L.H : Ce n’est pas tant l’aspect humain d’un tournage qui m’intéressait que son côté artisanal, cette idée que dans un studio nous pouvons créer de l’émotion avec de l’artifice. Prenez la neige artificielle par exemple, c’est très beau. Fabriquer du faux pour créer une illusion, c’est toute la beauté de cet art.

Vous ne fantasmez pas la figure du cinéaste qui est ici plutôt en retrait.

L.H : Geoff Cox, mon coscénariste me disait : « Ton réalisateur est drôle, il est totalement passif ! » C’est vrai, il n’est certes pas très actif, mais ça restait crédible. Ça m’amusait que Gaspar Noé incarne un cinéaste très différent de ce qu’il est réellement. Ici, Cristina, la star interprétée par Marion Cotillard, prend toute la place. Elle impose son pouvoir de fascination sur Jeanne, la jeune héroïne. Tous les autres personnages sont donc volontairement relégués au second plan. Les rapports entre un réalisateur et son actrice n’étaient pas le sujet du film.

Le tournage de ce film dans le film est d’abord un lieu de rêve. Il devient progressivement un lieu d’angoisse.

L.H : Le studio est un endroit d’emblée mystérieux. Jeanne le découvre la nuit, totalement vide. La fascination opère tout de suite jusqu’à ce que Cristina y insuffle de la tension. C’est ce rapport de force entre elles qui créait de l’angoisse, pas le tournage en lui-même. Lorsque Jeanne explore les décors au tout début, elle se projette déjà dans les images du film. Il y a encore quelque chose de l’ordre du rêve.

En quoi la période à laquelle se déroule le film, les années 1970, était-elle importante ?

L.H : Cette fascination de Jeanne pour Cristina fonctionnait mieux. Aujourd’hui, la part mystérieuse des stars, donc leur aura, a disparu. Il y a un vrai désenchantement à ce niveau-là. Je voulais également créer un décalage temporel au sein même du film.
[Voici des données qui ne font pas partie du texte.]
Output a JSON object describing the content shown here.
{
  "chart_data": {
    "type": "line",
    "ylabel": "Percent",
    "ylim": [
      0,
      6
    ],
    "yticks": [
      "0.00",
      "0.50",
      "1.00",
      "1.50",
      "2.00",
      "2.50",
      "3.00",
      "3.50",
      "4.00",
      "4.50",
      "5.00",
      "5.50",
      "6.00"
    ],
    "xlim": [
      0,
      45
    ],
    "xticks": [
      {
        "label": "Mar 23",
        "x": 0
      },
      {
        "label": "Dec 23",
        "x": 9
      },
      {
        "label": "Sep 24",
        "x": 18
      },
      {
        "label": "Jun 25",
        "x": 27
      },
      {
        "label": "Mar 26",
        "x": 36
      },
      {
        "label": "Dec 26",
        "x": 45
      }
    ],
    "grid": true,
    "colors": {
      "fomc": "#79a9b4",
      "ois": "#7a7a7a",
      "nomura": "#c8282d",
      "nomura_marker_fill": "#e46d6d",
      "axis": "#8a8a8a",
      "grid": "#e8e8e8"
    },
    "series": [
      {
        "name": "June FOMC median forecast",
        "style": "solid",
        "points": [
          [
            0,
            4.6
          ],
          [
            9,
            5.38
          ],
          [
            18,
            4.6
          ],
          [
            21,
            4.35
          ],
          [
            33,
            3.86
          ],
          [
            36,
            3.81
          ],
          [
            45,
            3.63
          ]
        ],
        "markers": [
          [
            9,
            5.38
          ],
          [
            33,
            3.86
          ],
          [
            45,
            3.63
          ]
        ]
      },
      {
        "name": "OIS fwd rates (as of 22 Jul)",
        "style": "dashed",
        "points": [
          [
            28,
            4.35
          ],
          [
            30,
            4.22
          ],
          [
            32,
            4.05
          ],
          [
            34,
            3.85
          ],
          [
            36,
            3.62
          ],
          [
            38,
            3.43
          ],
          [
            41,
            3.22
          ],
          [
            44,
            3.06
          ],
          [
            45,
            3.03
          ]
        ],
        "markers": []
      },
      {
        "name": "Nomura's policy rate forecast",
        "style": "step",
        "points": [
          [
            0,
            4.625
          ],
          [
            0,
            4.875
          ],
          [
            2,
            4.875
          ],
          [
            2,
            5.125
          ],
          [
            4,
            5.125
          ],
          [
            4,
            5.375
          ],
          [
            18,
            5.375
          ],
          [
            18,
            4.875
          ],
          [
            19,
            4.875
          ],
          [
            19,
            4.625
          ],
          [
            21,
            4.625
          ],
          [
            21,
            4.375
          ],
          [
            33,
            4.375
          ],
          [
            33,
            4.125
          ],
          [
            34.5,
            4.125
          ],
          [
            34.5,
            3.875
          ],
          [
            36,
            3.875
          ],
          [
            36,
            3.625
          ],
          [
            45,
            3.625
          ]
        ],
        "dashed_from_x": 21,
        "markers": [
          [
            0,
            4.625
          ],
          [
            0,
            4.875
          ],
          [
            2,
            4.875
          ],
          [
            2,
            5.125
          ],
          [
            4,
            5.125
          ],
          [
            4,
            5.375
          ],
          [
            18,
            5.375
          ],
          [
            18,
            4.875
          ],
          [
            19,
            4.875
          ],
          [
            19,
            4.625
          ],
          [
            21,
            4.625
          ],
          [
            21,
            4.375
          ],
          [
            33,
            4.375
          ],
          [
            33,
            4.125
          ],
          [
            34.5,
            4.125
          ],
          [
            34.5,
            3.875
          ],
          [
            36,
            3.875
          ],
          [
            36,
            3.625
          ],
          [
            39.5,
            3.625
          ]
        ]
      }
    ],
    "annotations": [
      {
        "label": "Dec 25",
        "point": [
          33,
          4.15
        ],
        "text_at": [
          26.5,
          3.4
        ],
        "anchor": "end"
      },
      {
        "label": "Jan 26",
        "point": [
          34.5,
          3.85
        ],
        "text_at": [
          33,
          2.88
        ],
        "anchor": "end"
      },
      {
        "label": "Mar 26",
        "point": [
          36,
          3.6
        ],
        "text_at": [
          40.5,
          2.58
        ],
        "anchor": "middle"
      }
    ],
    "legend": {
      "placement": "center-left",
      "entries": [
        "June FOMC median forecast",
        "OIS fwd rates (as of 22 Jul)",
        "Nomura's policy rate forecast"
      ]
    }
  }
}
Si le présent de l’action se situe dans les années 1970, le film qui se tourne renvoie plutôt à une imagerie propre aux studios de cinéma des années 1930. Dans les années 1970, la Nouvelle Vague incitait les cinéastes à se confronter à la vraie vie. Or ce réalisme ne m’intéresse pas. Je suis définitivement du côté de l’artifice, du fantastique.

Les contes d’Andersen me fascinent depuis l’enfance. Je cherchais à travailler une figure archétypale, fantasmagorique, pour tenter de saisir ce qu’elle pouvait convoquer comme sensations.

Vous aviez le même âge que Jeanne dans les années 1970, ce n’est pas anodin.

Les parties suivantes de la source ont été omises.